USA: Il killer della Edgewater lavorò per l'industria nucleare (28 dicembre)

Thursday, December 28, 2000
Alleged gunman once worked at Maine Yankee
By JOSHUA L. WEINSTEIN, Portland Press Herald Writer

© 2000 Blethen Maine Newspapers Inc. He is a monster now, a man whose name will be lumped with Klebold and Whitman.

But before Tuesday, before he was accused of killing seven of his colleagues at Edgewater Technology in Wakefield, Mass., Michael McDermott was a fairly normal guy – a U.S. Navy veteran who worked for Maine Yankee in Wiscasset in the 1980s.

"He wasn't necessarily outgoing, but he was a sociable enough, amiable fellow," John Harvey, who was in maintenance for 25 years at the nuclear power plant, said Wednesday. "I can't remember anything negative about him."

John McArdle, a New Hampshire resident, also confirmed McDermott's employment at Maine Yankee. He served with McDermott aboard the USS Narwhal, a submarine, and remembers him well.

"He was an average guy, he was a good sailor, he did his job . . . he was very competent," McArdle said.

"All I can tell you for a fact is, he is an individual who, in an earlier life, was willing to put his life on the line for the rest of the people in the country in the Cold War and go into harm's way and to uphold the Constitution of the country and he did that voluntarily.

"Something has happened to him, and I'm not going to defend what he allegedly did, but the man that I knew and I served with was an upstanding man."

When McArdle left the submarine, his colleagues aboard signed a photograph for him.

"John Henry," McDermott wrote, "good luck in civ land. McDermott." Civ stands for civilian.

McArdle last saw McDermott in 1987, when McDermott was working for Maine Yankee.

McArdle was working for Yankee Atomic Electric Co.'s Nuclear Services Division, and was in Maine as a consultant to Maine Yankee.

He was at the company's office in Augusta one day when he saw McDermott.

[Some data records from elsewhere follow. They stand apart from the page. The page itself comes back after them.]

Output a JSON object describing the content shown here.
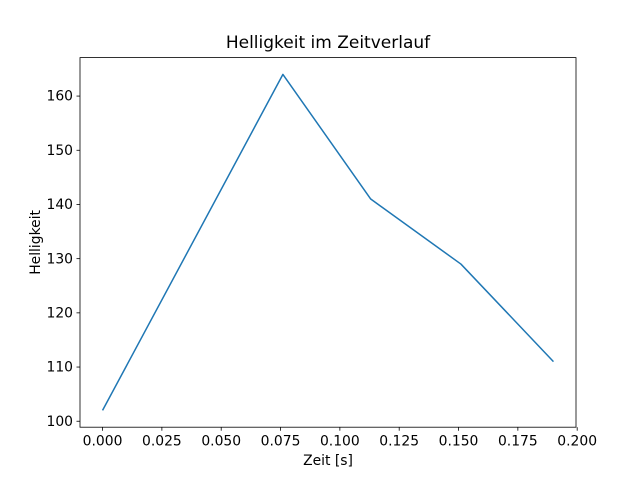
{
  "chart_data": {
    "type": "line",
    "title": "Helligkeit im Zeitverlauf",
    "xlabel": "Zeit [s]",
    "ylabel": "Helligkeit",
    "x": [
      0.0,
      0.076,
      0.113,
      0.151,
      0.19
    ],
    "y": [
      102,
      164,
      141,
      129,
      111
    ],
    "xlim": [
      -0.0095,
      0.1995
    ],
    "ylim": [
      98.9,
      167.1
    ],
    "xticks": [
      0.0,
      0.025,
      0.05,
      0.075,
      0.1,
      0.125,
      0.15,
      0.175,
      0.2
    ],
    "xtick_labels": [
      "0.000",
      "0.025",
      "0.050",
      "0.075",
      "0.100",
      "0.125",
      "0.150",
      "0.175",
      "0.200"
    ],
    "yticks": [
      100,
      110,
      120,
      130,
      140,
      150,
      160
    ],
    "ytick_labels": [
      "100",
      "110",
      "120",
      "130",
      "140",
      "150",
      "160"
    ],
    "line_color": "#1f77b4",
    "axes_color": "#000000",
    "background_color": "#ffffff",
    "grid": false,
    "legend_position": "none"
  }
}
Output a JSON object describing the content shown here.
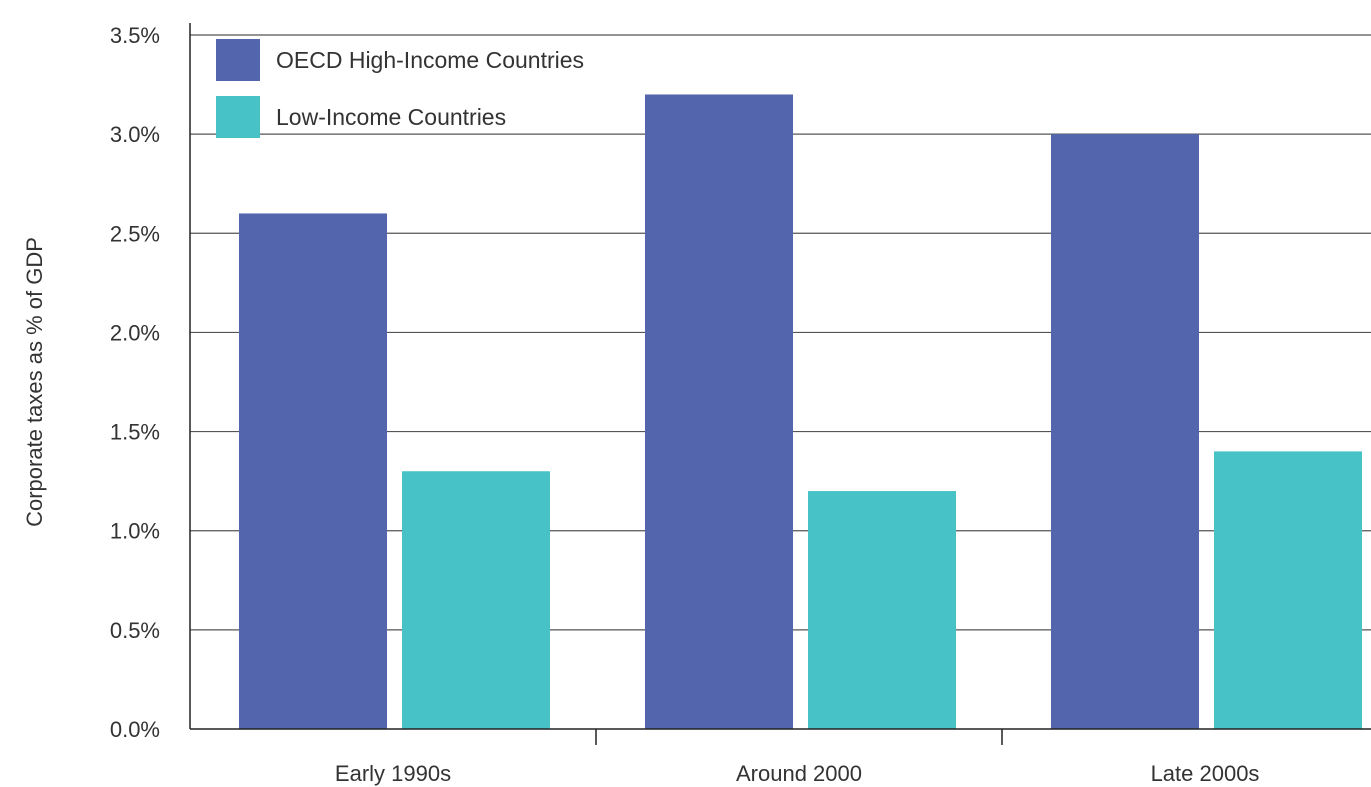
{
  "chart_data": {
    "type": "bar",
    "title": "",
    "xlabel": "",
    "ylabel": "Corporate taxes as % of GDP",
    "categories": [
      "Early 1990s",
      "Around 2000",
      "Late 2000s"
    ],
    "series": [
      {
        "name": "OECD High-Income Countries",
        "values": [
          2.6,
          3.2,
          3.0
        ],
        "color": "#5366ad"
      },
      {
        "name": "Low-Income Countries",
        "values": [
          1.3,
          1.2,
          1.4
        ],
        "color": "#47c2c6"
      }
    ],
    "ylim": [
      0,
      3.5
    ],
    "yticks": [
      {
        "value": 0.0,
        "label": "0.0%"
      },
      {
        "value": 0.5,
        "label": "0.5%"
      },
      {
        "value": 1.0,
        "label": "1.0%"
      },
      {
        "value": 1.5,
        "label": "1.5%"
      },
      {
        "value": 2.0,
        "label": "2.0%"
      },
      {
        "value": 2.5,
        "label": "2.5%"
      },
      {
        "value": 3.0,
        "label": "3.0%"
      },
      {
        "value": 3.5,
        "label": "3.5%"
      }
    ],
    "grid": true,
    "legend_position": "top-left",
    "colors": {
      "grid": "#555555",
      "axis": "#222222",
      "text": "#333333"
    }
  }
}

"He said, 'Hey, John Henry, how are you?' " recalled McArdle. The two reminisced for a while and McDermott explained that he was working for Maine Yankee.

About 10 years later, in 1997, McDermott posted a notice on a Web site for the Narwhal, remembering the encounter:

"I ran into John Henry McArdle about ten years ago," he wrote. "I was working at Maine Yankee and I think he was with Yankee Atomic (?) . . . I do research and development for Duracell Batteries now. . . .Well, I came back to the land of my youth and married a childhood friend. Lasted three and a half years before she split."

Eric Howes, a spokesman for Maine Yankee, said a Michael McDermott worked at the plant from 1982 to 1988 as an auxiliary power plant operator. He said plant officials could not confirm that it was the McDermott accused of the murders.

But McArdle is certain it's the same person.

He remembered him from the submarine and remembered him from the encounter in Augusta. He also remembers McDermott's nickname – "Mucko."

"It's sad," McArdle said. "I hear people saying they ought to kill him . . . If this had been somebody else I did not have a personal knowledge of, I'd probably be saying the same thing. But I go back to knowing something happened to this guy.

"Something happened, and sadly . . . the results of this are seven people that aren't coming home again."